Мы с Меиром шесть лет вместе, и в моей жизни это первый такой спутник. Но сейчас он хочет ребенка. Хочет уже довольно давно. В силу своей деликатности он перестал об этом говорить, но это все время висит в воздухе. А я не могу, не способна я на ребенка. Чертов ребенок!
И несмотря на тоску по нему, я изгоняю из себя Меира и самую себя тоже. Сейчас не мы предмет для размышлений. До нескольких ближайших дней я его вычеркиваю из памяти. Он не относится к этой поездке. Нет Меира, нет Меира с Гили.

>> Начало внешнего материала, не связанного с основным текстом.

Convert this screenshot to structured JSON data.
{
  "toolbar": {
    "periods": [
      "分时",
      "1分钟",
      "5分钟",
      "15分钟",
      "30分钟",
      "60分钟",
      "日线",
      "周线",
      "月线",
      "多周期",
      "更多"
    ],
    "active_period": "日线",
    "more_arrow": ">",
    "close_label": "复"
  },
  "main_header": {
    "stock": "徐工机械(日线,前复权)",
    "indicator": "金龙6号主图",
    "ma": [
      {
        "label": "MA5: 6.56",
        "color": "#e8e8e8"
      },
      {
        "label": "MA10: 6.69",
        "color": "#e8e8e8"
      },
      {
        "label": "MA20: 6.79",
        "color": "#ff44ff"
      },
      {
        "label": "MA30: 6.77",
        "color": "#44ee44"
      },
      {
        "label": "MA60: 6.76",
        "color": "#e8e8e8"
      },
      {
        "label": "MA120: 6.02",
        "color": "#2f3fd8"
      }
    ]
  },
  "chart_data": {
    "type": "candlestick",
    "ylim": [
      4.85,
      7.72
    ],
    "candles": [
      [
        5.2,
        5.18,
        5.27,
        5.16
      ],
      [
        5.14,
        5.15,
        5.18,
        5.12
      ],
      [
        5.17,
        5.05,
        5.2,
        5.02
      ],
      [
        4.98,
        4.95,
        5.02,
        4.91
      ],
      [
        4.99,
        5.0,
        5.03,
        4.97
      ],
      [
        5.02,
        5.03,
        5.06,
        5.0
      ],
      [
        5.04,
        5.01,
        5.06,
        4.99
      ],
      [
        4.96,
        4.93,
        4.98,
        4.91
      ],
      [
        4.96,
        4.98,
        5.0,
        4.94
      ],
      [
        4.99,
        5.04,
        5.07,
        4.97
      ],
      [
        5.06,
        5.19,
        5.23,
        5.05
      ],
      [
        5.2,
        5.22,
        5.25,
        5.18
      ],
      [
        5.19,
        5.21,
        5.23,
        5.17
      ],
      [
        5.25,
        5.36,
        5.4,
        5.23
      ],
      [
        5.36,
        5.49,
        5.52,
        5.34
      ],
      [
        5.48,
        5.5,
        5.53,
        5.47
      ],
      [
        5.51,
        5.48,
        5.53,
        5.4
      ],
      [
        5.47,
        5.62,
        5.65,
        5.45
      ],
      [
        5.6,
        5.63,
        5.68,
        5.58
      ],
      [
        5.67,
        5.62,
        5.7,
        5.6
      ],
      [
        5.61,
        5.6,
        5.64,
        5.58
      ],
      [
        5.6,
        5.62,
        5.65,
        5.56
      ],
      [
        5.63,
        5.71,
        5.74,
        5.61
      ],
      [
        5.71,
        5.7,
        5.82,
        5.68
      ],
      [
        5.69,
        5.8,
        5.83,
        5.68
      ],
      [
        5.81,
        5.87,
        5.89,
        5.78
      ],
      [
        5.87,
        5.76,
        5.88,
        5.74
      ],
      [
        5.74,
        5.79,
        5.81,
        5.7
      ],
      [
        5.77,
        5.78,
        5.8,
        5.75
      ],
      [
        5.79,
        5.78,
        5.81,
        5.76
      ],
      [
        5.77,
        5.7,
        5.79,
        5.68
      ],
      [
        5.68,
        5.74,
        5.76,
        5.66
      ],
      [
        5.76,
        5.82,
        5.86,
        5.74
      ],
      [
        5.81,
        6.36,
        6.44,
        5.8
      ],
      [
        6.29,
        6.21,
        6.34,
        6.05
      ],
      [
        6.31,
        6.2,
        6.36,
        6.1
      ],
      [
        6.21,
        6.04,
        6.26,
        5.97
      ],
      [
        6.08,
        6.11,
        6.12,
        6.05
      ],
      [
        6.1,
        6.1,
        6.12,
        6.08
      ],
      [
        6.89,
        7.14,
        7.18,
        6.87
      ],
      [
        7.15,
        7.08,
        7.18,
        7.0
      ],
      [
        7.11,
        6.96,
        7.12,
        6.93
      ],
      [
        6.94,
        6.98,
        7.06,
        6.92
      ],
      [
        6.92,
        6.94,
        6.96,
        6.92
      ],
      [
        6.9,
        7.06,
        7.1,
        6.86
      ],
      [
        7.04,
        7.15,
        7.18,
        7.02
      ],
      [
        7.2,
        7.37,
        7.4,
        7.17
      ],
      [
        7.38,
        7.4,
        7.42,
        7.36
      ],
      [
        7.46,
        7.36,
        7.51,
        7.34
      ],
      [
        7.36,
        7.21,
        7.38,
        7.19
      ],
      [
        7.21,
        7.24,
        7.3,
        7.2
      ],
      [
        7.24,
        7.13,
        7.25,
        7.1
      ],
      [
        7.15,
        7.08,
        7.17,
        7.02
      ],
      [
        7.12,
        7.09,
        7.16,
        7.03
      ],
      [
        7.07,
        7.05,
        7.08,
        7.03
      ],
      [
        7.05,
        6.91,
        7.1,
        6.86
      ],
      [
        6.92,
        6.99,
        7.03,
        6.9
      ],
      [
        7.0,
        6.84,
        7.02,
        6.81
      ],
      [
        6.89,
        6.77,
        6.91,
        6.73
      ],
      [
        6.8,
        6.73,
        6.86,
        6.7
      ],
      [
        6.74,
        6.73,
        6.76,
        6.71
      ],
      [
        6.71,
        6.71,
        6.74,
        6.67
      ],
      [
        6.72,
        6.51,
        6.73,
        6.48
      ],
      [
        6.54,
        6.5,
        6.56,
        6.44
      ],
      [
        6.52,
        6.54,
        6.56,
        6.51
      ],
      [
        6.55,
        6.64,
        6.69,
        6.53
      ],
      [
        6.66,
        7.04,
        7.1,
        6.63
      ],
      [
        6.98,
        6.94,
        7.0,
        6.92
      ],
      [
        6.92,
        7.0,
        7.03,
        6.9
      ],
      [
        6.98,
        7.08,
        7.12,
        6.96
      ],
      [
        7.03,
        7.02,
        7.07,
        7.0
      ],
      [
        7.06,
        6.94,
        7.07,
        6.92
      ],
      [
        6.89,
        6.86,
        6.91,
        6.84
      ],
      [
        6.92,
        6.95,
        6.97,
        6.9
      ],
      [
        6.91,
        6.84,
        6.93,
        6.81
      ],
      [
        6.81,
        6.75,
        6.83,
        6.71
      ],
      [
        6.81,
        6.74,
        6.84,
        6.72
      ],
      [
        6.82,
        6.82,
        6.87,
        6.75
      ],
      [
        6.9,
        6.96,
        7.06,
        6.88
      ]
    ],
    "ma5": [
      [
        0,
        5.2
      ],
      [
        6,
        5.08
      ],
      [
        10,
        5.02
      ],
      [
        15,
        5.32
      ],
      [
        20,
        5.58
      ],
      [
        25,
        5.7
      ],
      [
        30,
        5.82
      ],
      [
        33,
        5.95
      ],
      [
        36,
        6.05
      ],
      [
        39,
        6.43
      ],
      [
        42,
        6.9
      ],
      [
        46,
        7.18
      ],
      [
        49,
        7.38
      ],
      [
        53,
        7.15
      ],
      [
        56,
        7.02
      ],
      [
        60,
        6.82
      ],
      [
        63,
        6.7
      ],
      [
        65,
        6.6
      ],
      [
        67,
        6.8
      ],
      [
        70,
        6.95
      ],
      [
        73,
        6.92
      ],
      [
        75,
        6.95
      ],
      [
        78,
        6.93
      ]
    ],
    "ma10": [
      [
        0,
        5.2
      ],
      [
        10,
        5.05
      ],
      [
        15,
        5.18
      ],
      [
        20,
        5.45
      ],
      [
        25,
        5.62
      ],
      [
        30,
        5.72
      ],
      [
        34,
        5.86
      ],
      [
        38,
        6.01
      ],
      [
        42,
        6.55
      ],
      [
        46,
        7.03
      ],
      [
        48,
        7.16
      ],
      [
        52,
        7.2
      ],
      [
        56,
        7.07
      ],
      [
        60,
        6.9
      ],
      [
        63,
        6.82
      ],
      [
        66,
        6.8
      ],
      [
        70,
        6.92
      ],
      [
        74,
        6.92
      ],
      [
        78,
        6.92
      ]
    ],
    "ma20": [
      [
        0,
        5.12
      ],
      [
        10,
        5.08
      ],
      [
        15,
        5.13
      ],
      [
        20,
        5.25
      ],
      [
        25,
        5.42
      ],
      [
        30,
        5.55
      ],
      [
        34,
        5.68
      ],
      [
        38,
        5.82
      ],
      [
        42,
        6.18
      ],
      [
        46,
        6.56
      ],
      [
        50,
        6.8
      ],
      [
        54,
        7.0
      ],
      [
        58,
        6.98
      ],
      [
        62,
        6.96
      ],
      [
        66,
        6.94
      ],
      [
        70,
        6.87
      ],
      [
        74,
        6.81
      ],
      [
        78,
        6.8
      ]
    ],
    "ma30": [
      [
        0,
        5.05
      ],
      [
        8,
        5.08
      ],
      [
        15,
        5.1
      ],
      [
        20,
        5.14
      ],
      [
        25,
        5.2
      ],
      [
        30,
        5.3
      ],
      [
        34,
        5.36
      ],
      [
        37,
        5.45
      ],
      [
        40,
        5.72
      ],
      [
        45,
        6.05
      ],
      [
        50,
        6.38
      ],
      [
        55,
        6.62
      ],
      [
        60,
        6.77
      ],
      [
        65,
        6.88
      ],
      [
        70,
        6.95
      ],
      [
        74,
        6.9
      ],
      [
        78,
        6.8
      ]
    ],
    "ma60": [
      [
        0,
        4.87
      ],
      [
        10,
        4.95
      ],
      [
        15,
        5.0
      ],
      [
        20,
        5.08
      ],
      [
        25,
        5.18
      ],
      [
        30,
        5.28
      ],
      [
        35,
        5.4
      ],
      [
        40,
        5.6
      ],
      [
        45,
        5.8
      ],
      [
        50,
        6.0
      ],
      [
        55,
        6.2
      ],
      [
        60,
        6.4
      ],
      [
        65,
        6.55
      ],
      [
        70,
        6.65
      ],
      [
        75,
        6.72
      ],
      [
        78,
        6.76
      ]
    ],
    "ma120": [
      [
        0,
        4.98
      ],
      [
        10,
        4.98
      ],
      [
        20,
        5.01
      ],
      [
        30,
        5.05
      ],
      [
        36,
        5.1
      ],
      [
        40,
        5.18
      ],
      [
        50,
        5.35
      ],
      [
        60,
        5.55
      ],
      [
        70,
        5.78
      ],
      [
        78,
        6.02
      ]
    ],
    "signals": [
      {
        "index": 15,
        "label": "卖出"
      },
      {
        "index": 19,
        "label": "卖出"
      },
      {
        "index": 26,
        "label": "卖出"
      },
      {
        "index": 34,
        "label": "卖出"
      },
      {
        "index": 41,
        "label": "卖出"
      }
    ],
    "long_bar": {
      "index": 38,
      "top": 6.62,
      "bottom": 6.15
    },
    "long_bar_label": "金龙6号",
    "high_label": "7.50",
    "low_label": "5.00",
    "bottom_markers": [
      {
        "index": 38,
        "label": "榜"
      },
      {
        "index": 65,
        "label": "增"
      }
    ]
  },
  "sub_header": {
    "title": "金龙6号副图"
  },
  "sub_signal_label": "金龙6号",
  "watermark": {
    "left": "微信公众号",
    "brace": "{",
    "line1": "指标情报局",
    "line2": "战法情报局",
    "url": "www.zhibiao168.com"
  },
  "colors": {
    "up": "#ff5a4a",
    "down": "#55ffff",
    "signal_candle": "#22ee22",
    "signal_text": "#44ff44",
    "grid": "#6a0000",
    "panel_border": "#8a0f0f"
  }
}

Я размышляю, например, о том, что мой папа, когда был подростком, решил, что, если он переспит с Ниной, к ней вернется ее мимика, и о том, как детские романтические глупости определили судьбу для него, и для нее, и для меня тоже. И как эта его дурацкая и наглая затея превратилась в конечном итоге в абсолютную любовь, которая уже не зависит от того, сделает ли Нина что-то или не сделает, будет ли с ним или не будет. Как ни странно, эта его любовь вызывает во мне уважение к моему папе, которое весьма снижается в данный момент из-за того, как он не дает ей покоя своей камерой. Ну честно, сколько людей его возраста продолжают испытывать такую яркую, преданную, собачью, просто-таки пожизненную, иногда несчастную любовь, да еще и неразделенную?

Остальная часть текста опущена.